Dixons, the continent’s No 2 electricals retailer, saw sales at its Greek business, Kotsovolos, rise 3 percent in the November 1 – January 4 period, driven by its wholesale business.
However, sales at retail stores that have been open for more than a year fell 8 percent.
“It’s still quite tough in Greece and the market is still under pressure. We are beginning to see some evidence that it is flattening out,” Chief Executive Sebastian James told reporters.
“That business is going to come right.”
As speculation swirled in 2012 that Greece could abandon the euro, Dixons stockpiled security shutters to protect its nearly 100 stores in the country.
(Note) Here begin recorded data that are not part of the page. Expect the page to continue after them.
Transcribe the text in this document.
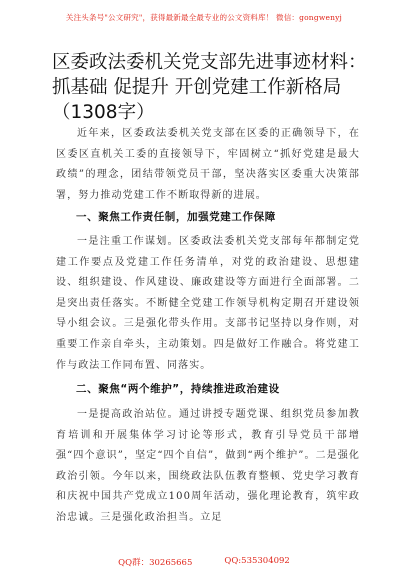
关注头条号"公文研究"，获得最新最全最专业的公文资料库！ 微信：gongwenyj
区委政法委机关党支部先进事迹材料：抓基础 促提升 开创党建工作新格局（1308字）

近年来，区委政法委机关党支部在区委的正确领导下，在区委区直机关工委的直接领导下，牢固树立“抓好党建是最大政绩”的理念，团结带领党员干部，坚决落实区委重大决策部署，努力推动党建工作不断取得新的进展。

一、聚焦工作责任制，加强党建工作保障

一是注重工作谋划。区委政法委机关党支部每年都制定党建工作要点及党建工作任务清单，对党的政治建设、思想建设、组织建设、作风建设、廉政建设等方面进行全面部署。二是突出责任落实。不断健全党建工作领导机构定期召开建设领导小组会议。三是强化带头作用。支部书记坚持以身作则，对重要工作亲自牵头，主动策划。四是做好工作融合。将党建工作与政法工作同布置、同落实。

二、聚焦“两个维护”，持续推进政治建设

一是提高政治站位。通过讲授专题党课、组织党员参加教育培训和开展集体学习讨论等形式，教育引导党员干部增强“四个意识”，坚定“四个自信”，做到“两个维护”。二是强化政治引领。今年以来，围绕政法队伍教育整顿、党史学习教育和庆祝中国共产党成立100周年活动，强化理论教育，筑牢政治忠诚。三是强化政治担当。立足

QQ群：30265665	QQ:535304092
Recent data suggests the economy is on the brink of recovering from a six-year recession, boosted by a rebound in tourism and rising investment and exports.
However, Greek consumers’ incomes have shrunk about 40 percent since the crisis began and in Athens the mood remains gloomy.
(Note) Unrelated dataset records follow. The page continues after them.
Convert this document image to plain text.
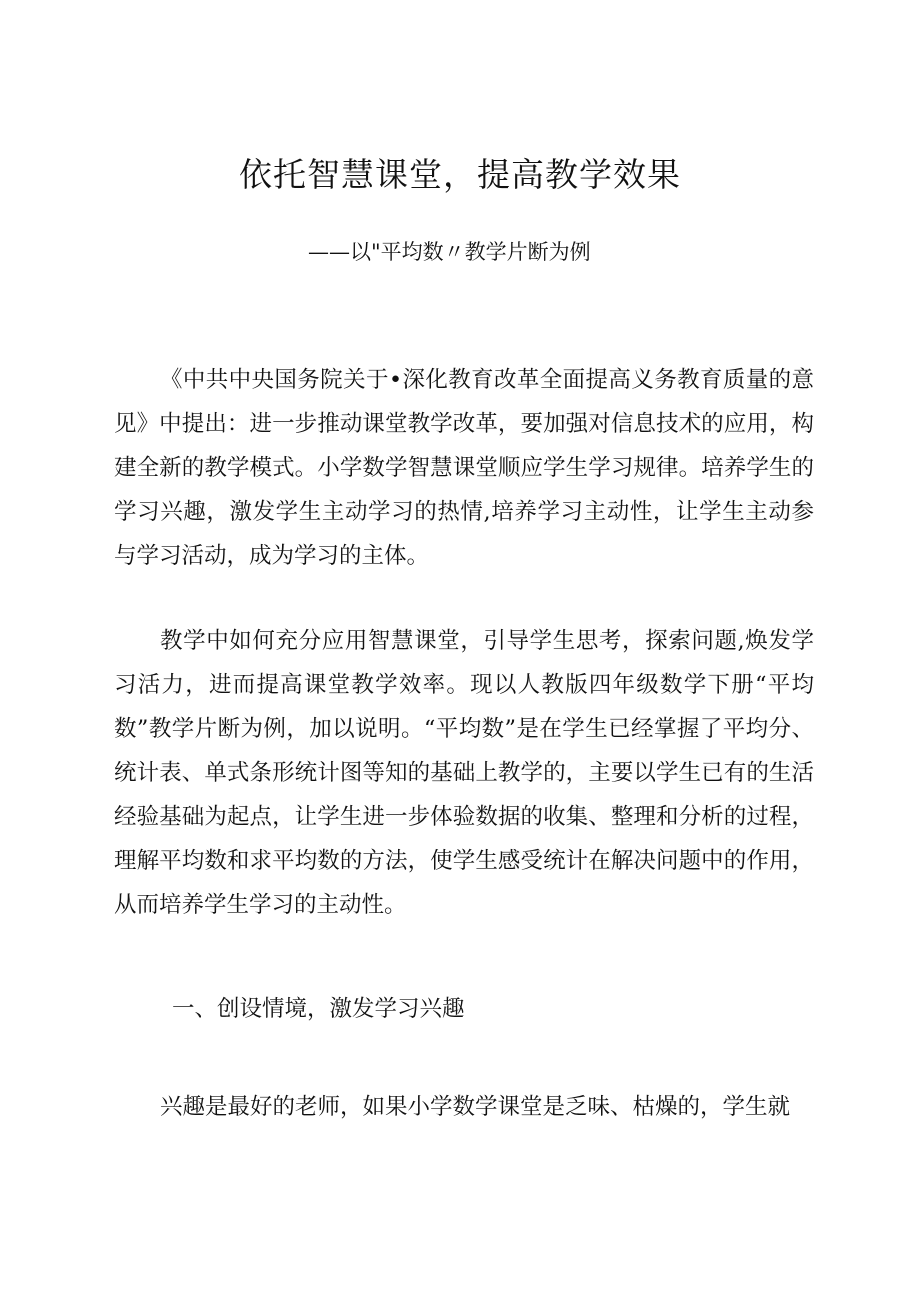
依托智慧课堂，提高教学效果

——以"平均数〃教学片断为例

《中共中央国务院关于•深化教育改革全面提高义务教育质量的意见》中提出：进一步推动课堂教学改革，要加强对信息技术的应用，构建全新的教学模式。小学数学智慧课堂顺应学生学习规律。培养学生的学习兴趣，激发学生主动学习的热情,培养学习主动性，让学生主动参与学习活动，成为学习的主体。

教学中如何充分应用智慧课堂，引导学生思考，探索问题,焕发学习活力，进而提高课堂教学效率。现以人教版四年级数学下册“平均数”教学片断为例，加以说明。“平均数”是在学生已经掌握了平均分、统计表、单式条形统计图等知的基础上教学的，主要以学生已有的生活经验基础为起点，让学生进一步体验数据的收集、整理和分析的过程，理解平均数和求平均数的方法，使学生感受统计在解决问题中的作用，从而培养学生学习的主动性。

一、创设情境，激发学习兴趣

兴趣是最好的老师，如果小学数学课堂是乏味、枯燥的，学生就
Many poured into the capital’s main shopping street at the start of the winter sales but few were buying, despite 50 percent discounts.
“People come, look and leave. They have other priorities,” said Katerina Graspa, 53, who is struggling to keep her household goods shop in business.
Dixons, which has been benefiting from strong demand for tablet computers, has sold off units in Turkey and Italy, but plans to stick with Greece as it is the market leader there, although the country accounts for a small part of group sales.